Abstract

In their paper about the therapeutic potential of adult bone-marrow stem cells (October 2004 JRSM1) Professor Hassan and Dr El-Sheemy refer to ethical controversies over use of embryonic stem cells. Apart from the ethical objections, cell replacement therapy from embryos and fetal tissue is complicated by difficulties with standardizing the procedure, ensuring viability of tissue and obtaining tissue at optimal time points. By induction of fate-specific cells from an in-vitro-expanded population of isolated progenitor/stem cells, bone marrow stem cells may be more readily exploited. Differentiation of expanded cells can be induced by mitogen withdrawal or by exposure to cytokines, hormones or vitamins that cause lineage restriction.
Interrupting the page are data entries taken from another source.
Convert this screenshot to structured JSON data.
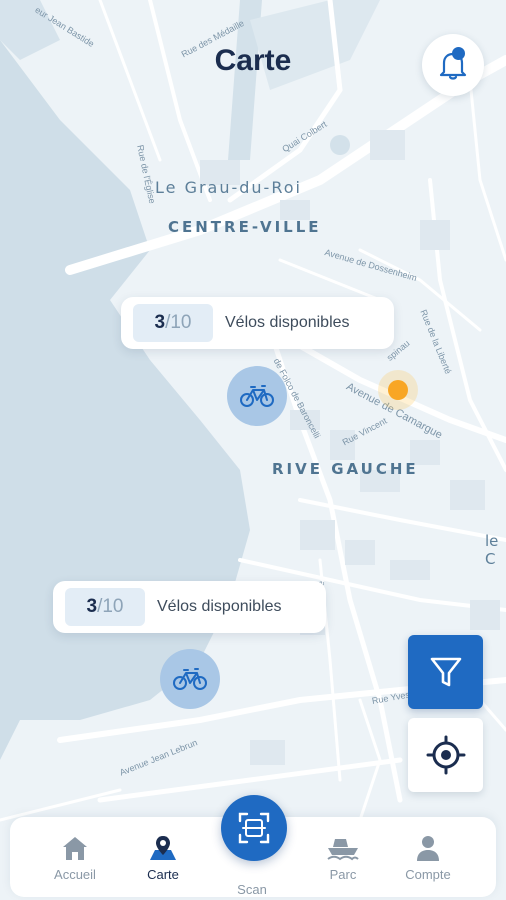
{
  "header": {
    "title": "Carte"
  },
  "map": {
    "town": "Le Grau-du-Roi",
    "district_centre": "CENTRE-VILLE",
    "district_rive": "RIVE GAUCHE",
    "edge_label": "le C",
    "streets": {
      "jean_bastide": "eur Jean Bastide",
      "medaille": "Rue des Médaille",
      "eglise": "Rue de l'Église",
      "quai_colbert": "Quai Colbert",
      "avenue_ouest": "Avenue de Dossenheim",
      "liberte": "Rue de la Liberté",
      "folco": "de Folco de Baroncelli",
      "camargue": "Avenue de Camargue",
      "vincent": "Rue Vincent",
      "espinau": "spinau",
      "marcel": "Rue Yves",
      "jean_lebrun": "Avenue Jean Lebrun",
      "vertical": "Avenue"
    }
  },
  "stations": [
    {
      "available": "3",
      "total": "/10",
      "label": "Vélos disponibles"
    },
    {
      "available": "3",
      "total": "/10",
      "label": "Vélos disponibles"
    }
  ],
  "nav": {
    "accueil": "Accueil",
    "carte": "Carte",
    "scan": "Scan",
    "parc": "Parc",
    "compte": "Compte"
  },
  "colors": {
    "primary": "#1f6ac2",
    "marker": "#a9c7e6",
    "user_location": "#f8a625",
    "title": "#1b2d4f"
  }
}
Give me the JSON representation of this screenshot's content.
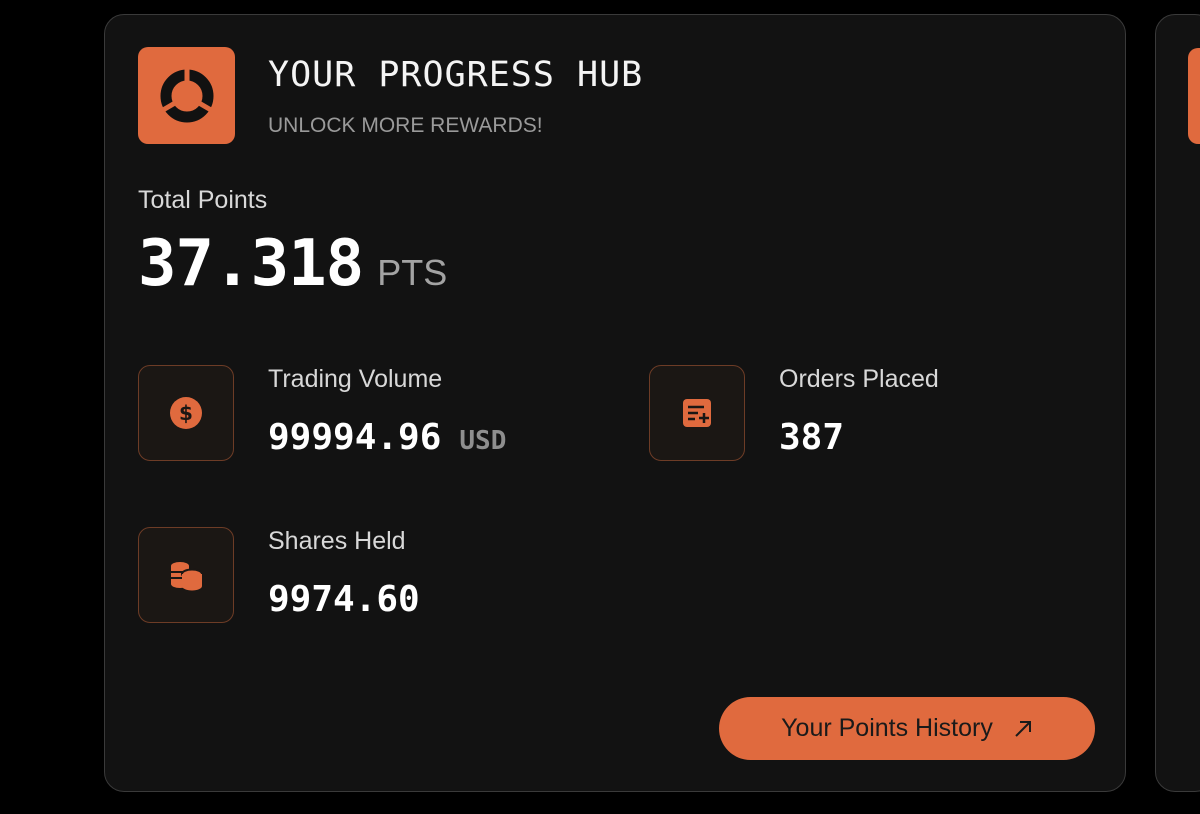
{
  "colors": {
    "accent": "#E06A3E",
    "background": "#000000",
    "card": "#121212",
    "border": "#3A3A3A",
    "muted": "#9A9A9A"
  },
  "hub": {
    "logo_icon": "progress-ring-icon",
    "title": "YOUR PROGRESS HUB",
    "subtitle": "UNLOCK MORE REWARDS!"
  },
  "total": {
    "label": "Total Points",
    "value": "37.318",
    "unit": "PTS"
  },
  "stats": {
    "trading_volume": {
      "icon": "dollar-coin-icon",
      "label": "Trading Volume",
      "value": "99994.96",
      "unit": "USD"
    },
    "orders_placed": {
      "icon": "list-add-icon",
      "label": "Orders Placed",
      "value": "387"
    },
    "shares_held": {
      "icon": "coin-stack-icon",
      "label": "Shares Held",
      "value": "9974.60"
    }
  },
  "history_button": {
    "label": "Your Points History",
    "icon": "arrow-up-right-icon"
  }
}
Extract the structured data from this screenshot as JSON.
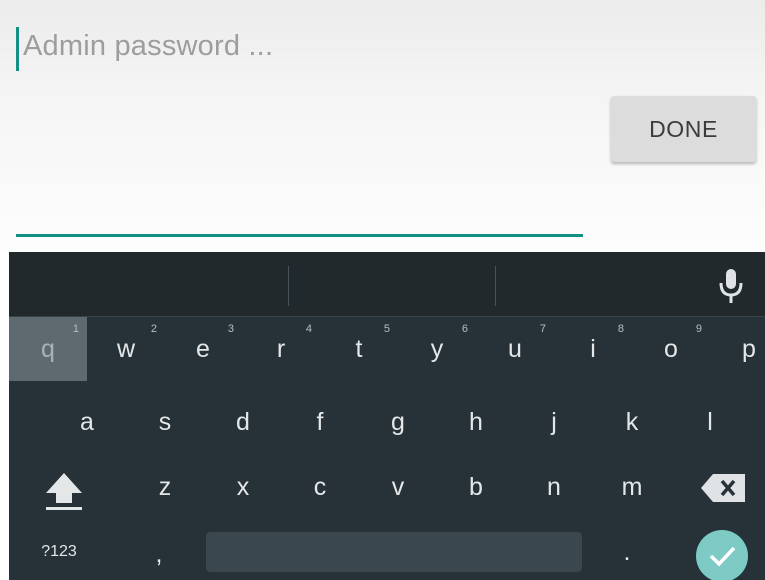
{
  "field": {
    "placeholder": "Admin password ...",
    "value": ""
  },
  "done_button": {
    "label": "DONE"
  },
  "keyboard": {
    "row1": [
      {
        "ch": "q",
        "hint": "1"
      },
      {
        "ch": "w",
        "hint": "2"
      },
      {
        "ch": "e",
        "hint": "3"
      },
      {
        "ch": "r",
        "hint": "4"
      },
      {
        "ch": "t",
        "hint": "5"
      },
      {
        "ch": "y",
        "hint": "6"
      },
      {
        "ch": "u",
        "hint": "7"
      },
      {
        "ch": "i",
        "hint": "8"
      },
      {
        "ch": "o",
        "hint": "9"
      },
      {
        "ch": "p",
        "hint": ""
      }
    ],
    "row2": [
      "a",
      "s",
      "d",
      "f",
      "g",
      "h",
      "j",
      "k",
      "l"
    ],
    "row3": [
      "z",
      "x",
      "c",
      "v",
      "b",
      "n",
      "m"
    ],
    "symbols_label": "?123",
    "comma_label": ",",
    "period_label": ".",
    "pressed_key": "q",
    "icons": {
      "mic": "mic-icon",
      "shift": "shift-icon",
      "backspace": "backspace-icon",
      "enter": "check-icon"
    }
  },
  "colors": {
    "accent": "#129083",
    "keyboard_bg": "#263238",
    "enter_bg": "#7dcbc4"
  }
}
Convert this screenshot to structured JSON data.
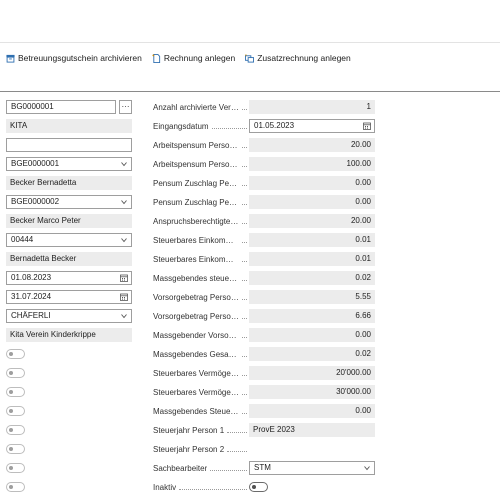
{
  "toolbar": {
    "btn1": "Betreuungsgutschein archivieren",
    "btn2": "Rechnung anlegen",
    "btn3": "Zusatzrechnung anlegen"
  },
  "left": {
    "f1": "BG0000001",
    "f1_more": "···",
    "f2": "KITA",
    "f3": "",
    "f4": "BGE0000001",
    "f5": "Becker Bernadetta",
    "f6": "BGE0000002",
    "f7": "Becker Marco Peter",
    "f8": "00444",
    "f9": "Bernadetta Becker",
    "f10": "01.08.2023",
    "f11": "31.07.2024",
    "f12": "CHÄFERLI",
    "f13": "Kita Verein Kinderkrippe"
  },
  "right": {
    "r1_label": "Anzahl archivierte Versio...",
    "r1_value": "1",
    "r2_label": "Eingangsdatum",
    "r2_value": "01.05.2023",
    "r3_label": "Arbeitspensum Person 1",
    "r3_value": "20.00",
    "r4_label": "Arbeitspensum Person 2",
    "r4_value": "100.00",
    "r5_label": "Pensum Zuschlag Person 1",
    "r5_value": "0.00",
    "r6_label": "Pensum Zuschlag Person 2",
    "r6_value": "0.00",
    "r7_label": "Anspruchsberechtigtes P...",
    "r7_value": "20.00",
    "r8_label": "Steuerbares Einkommen ...",
    "r8_value": "0.01",
    "r9_label": "Steuerbares Einkommen ...",
    "r9_value": "0.01",
    "r10_label": "Massgebendes steuerbar...",
    "r10_value": "0.02",
    "r11_label": "Vorsorgebetrag Person 1",
    "r11_value": "5.55",
    "r12_label": "Vorsorgebetrag Person 2",
    "r12_value": "6.66",
    "r13_label": "Massgebender Vorsorge...",
    "r13_value": "0.00",
    "r14_label": "Massgebendes Gesamtei...",
    "r14_value": "0.02",
    "r15_label": "Steuerbares Vermögen P...",
    "r15_value": "20'000.00",
    "r16_label": "Steuerbares Vermögen P...",
    "r16_value": "30'000.00",
    "r17_label": "Massgebendes Steuerbar...",
    "r17_value": "0.00",
    "r18_label": "Steuerjahr Person 1",
    "r18_value": "ProvE 2023",
    "r19_label": "Steuerjahr Person 2",
    "r19_value": "",
    "r20_label": "Sachbearbeiter",
    "r20_value": "STM",
    "r21_label": "Inaktiv"
  }
}
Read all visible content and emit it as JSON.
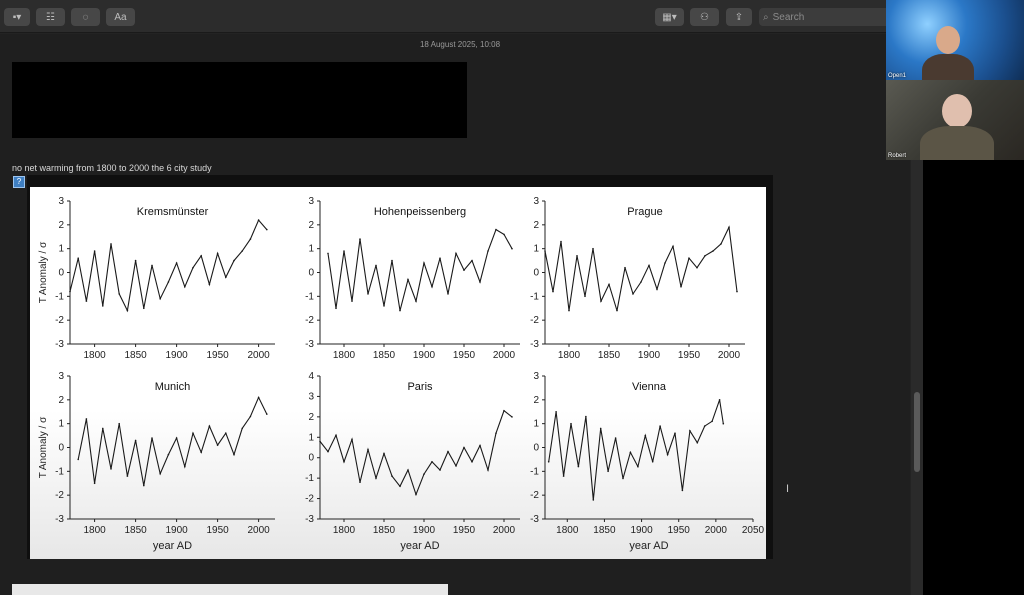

Cytokines involved in the clonal expansion and lineage restriction of stem/progenitor cells in the haematopoietic system may play an important analogous role in the developing nervous system. For example, interleukin-1 can induce expression of the dopaminergic marker tyrosine hydroxylase. Furthermore, in a study by Carpenter et al.2 leukaemia inhibitory factor, a member of the interleukin-6 cytokine family, when combined with other mitogens was shown to enhance proliferation of human forebrain neural stem cells. Importantly, we need to consider the possibility that bone marrow stem cells are able to redifferentiate. Already there is evidence that neural stem cells can become bone-marrow-like: they were shown capable of reconstituting the haematopoietic systems of mice that had undergone marrow ablation.3 These studies suggest that the lineage path taken by multipotent cells is influenced by the environments to which they are exposed.